[Apologies if some if this is obvious to many of you - kjx]
As some of you may know, I'm trying to write a program visualisation system in Self for a doctoral thesis. This is based upon an mechanism for generating events whenever something interesting happens in a Self program (the events are fed to other Self objects to produce the visualisations - papers available on request :-). Events can be easily generated when messages are received by an object, when methods return normally. Currently, I can't handle non-local method completion, (that is the "^" operator) - these message completions are ignored. This has only been a theoretical problem so far, however, gradually scaling up the size of programs I'm trying to visualise, I seem to have reached a point where I need to be able to handle non-local returns in the event system.
Now several other languages incorporating non-local exits (Smalltalk, Lisp and even VAX Pascal) include an "unwind protect" construct which would trap non-local returns, allowing some action to be taken "on the way up the stack" so to speak. Something like this would allow me to generate the appropriate events and hopefully visualise the programs currently giving me trouble.
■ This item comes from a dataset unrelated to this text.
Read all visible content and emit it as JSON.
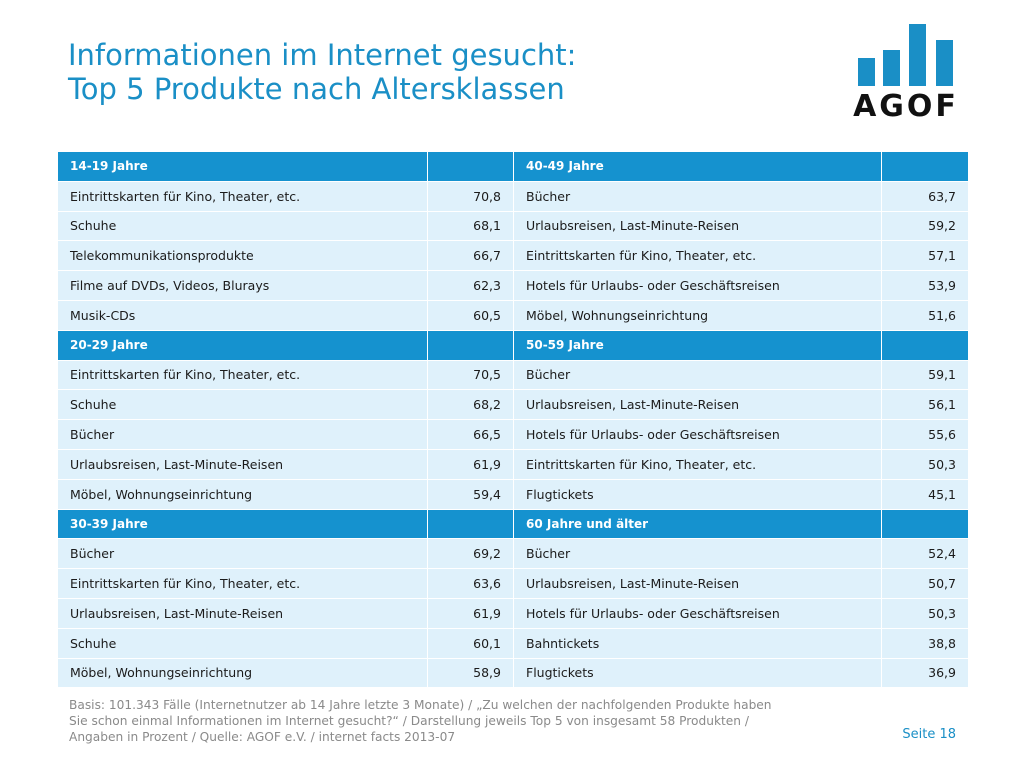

So while I try to find ways to avoid the non-local exits in the code in question, this is another plaintive cry asking if anyone has ideas about incorporating unwind-protect into Self. Given that the VM source code is now available, I suppose I could try that - does anyone have any idea how difficult it would be? (in passing - how have people outside the Self group found the VM code to work with). Another alternative would be to move the whole event mechanism inside the VM - but I'm sure that would be even more work.
Another related question, (discovered when poking around these things) is what happens to blocks that perform a non-local return where the method returned to is not in the running process. (Yes, I was attempting a work-around where the protected code would be run in another Self process). However, a non-local return in this case seems to terminate the process without a return value.
Some example code is appended below.
Thanks
James
"what's happening here"
lobby _AddSlots: (| foo = (| parent* = traits oddball.
a = ( 'foo a called' printLine.
'foo a stores magic block' printLine. blk: [ 'blk called' printLine. ^'magic-return'.].
'foo a stores process number' printLine. prc: process this.
'foo a suspends' printLine. process this suspend.
'foo a invokes block' printLine. blk value.
'foo a returns' printLine.).
blk. "holds block" prc. "holds process" |) |)
"Now, run these commands from the prompt"
" foo a
[foo blk value. ^'where does this go?'] value
foo prc resume "
R James Noble writes:
So while I try to find ways to avoid the non-local exits in the code in question, this is another plaintive cry asking if anyone has ideas about incorporating unwind-protect into Self. Given that the VM source code is now available, I suppose I could try that - does anyone have any idea how difficult it would be?
We've been planning to put unwinf protect into the system for a while, but I guess so far it just hasn't gotten to the top of our wish list yet. There's lots of code in the system that is vulnerable to accidental NLRs. For example, the following code fragment doesn't release the semaphore if someCondition holds:
aSemaphore protect: [ someCondition ifTrue: [^ something]]
A possible solution is to introduce two new primitives:
- aBlock _UnwindProtect: protectBlock exececutes the block (i.e. sends 'value' to it) and invokes the protectBlock if aBlock does a non-local return. A more general primitive could take arguments for aBlock, but that would be a little harder to implement. - _ContinueUnwind continues the last non-local return caught by _UnwindProtect. Presumably, the last statement in the protectBlock would call _ContinueUnwind (if continuation is wanted).
While not completely general, this primitive pair would probably cover most cases and would be relatively simple to implement as long as super-high performance is not the main goal. Would these primitives be ok for you apllication?
Another related question, (discovered when poking around these things) is what happens to blocks that perform a non-local return where the method returned to is not in the running process. (Yes, I was attempting a work-around where the protected code would be run in another Self process). However, a non-local return in this case seems to terminate the process without a return value.
Gee, I though nobody would ever discover this :-) You're right, NLRs do not work across processes, and it's not quite clear what the correct semantics would be. The most consistent semantics would be to abort the process invoking the block (as today) because the NLR completely unwinds the process' stack, and then (unlike today) continue the NLR in the block's "home process". However, this has some weird side effects. For example, the block's home process is suspended when the NLR occurs, and it would appear to return non-locally from the _Yield primitive. To handle this, the scheduler would have to use unwind protection so it could clean up its queues before resuming the process.
To make it short, the current implementation does not handle non-local returns across process boundaries, but I would guess that the "better" semantics outlined above wouldn't help you.